Ant, which is controlled by Ma and part-owned by Alibaba, confirmed the authenticity of the video but declined to comment further.
Ant had suffered a “considerable shock” after Beijing suspended its stock market listing, an event that was expected to value the company at over $300 billion, said James Anderson, a partner at Baillie Gifford, a significant investor in Alibaba. “It’s plain that there are less chances of it being extraordinarily profitable than there were before,” he told Bloomberg TV.
The big question facing investors now: to what degree will Beijing keep tightening the screws on Ant, Alibaba and its peers? The early evidence suggests regulators aren’t in a hurry to let up. Just a few hours after Ma’s reappearance, China’s central bank released draft rules to curb market concentration in online payments, potentially dealing another blow to Ant and rival Tencent Holdings Ltd.
The move is part of a wide-ranging campaign to rein in a generation of Chinese tech giants that Beijing views as wielding too much control over the world’s second-largest economy.
Despite the regulatory overhang, Alibaba bulls at firms including Amber Hill Capital Ltd. and Pegasus Fund Managers Ltd. said easing concerns over Ma’s status might be enough to lift shares of the e-commerce company back toward its record high in October. That would imply a gain of about 15% in the Hong Kong-listed shares from their close on Wednesday.

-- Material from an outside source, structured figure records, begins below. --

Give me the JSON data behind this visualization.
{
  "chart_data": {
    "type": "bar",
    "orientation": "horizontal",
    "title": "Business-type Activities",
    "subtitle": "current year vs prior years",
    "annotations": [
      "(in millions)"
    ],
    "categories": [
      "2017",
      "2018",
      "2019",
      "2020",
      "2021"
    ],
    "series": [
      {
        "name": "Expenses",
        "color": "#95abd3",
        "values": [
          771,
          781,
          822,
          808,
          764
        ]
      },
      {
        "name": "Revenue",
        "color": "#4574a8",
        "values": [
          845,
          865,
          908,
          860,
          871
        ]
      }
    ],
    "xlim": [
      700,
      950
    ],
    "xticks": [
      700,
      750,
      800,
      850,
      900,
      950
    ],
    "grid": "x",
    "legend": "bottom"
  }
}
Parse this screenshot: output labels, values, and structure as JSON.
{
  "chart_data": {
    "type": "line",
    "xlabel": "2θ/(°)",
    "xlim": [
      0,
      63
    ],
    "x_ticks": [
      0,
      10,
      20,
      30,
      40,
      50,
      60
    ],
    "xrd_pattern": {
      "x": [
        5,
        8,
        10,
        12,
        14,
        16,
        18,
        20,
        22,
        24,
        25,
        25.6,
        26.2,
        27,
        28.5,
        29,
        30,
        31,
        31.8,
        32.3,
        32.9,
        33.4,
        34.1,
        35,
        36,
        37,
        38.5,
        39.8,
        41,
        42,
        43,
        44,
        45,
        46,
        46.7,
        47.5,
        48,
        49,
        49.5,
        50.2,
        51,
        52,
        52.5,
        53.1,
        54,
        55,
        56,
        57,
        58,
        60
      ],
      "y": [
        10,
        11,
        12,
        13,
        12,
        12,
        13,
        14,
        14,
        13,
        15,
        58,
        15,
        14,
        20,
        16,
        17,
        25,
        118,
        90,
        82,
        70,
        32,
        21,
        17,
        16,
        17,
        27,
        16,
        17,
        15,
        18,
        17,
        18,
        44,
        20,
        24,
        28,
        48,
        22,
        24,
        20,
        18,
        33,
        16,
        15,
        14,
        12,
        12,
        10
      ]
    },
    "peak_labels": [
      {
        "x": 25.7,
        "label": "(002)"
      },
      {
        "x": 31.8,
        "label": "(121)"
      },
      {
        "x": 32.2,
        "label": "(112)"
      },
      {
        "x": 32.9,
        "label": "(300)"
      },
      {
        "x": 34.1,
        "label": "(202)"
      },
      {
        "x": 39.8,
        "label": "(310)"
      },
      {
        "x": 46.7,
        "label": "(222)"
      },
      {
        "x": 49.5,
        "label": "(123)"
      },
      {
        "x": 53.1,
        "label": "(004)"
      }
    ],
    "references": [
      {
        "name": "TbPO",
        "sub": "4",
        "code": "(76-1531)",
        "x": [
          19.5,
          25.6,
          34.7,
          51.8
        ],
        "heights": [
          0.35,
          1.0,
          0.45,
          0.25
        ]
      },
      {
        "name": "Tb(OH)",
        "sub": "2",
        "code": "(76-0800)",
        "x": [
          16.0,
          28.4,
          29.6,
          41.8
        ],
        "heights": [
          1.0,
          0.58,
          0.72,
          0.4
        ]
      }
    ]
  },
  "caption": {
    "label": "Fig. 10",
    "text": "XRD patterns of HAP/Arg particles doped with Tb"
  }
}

Alibaba slipped 2.2% at 9:31 a.m. local time on Thursday.
Mitchell Green, a founding partner of Lead Edge Capital who holds shares of Alibaba, expects Ma to focus primarily on charity work going forward, a shift that began a few years ago. Green said he’s still optimistic about the long-term prospects for both Alibaba and Ant. “Both are very important to China’s economy and its people,” he said.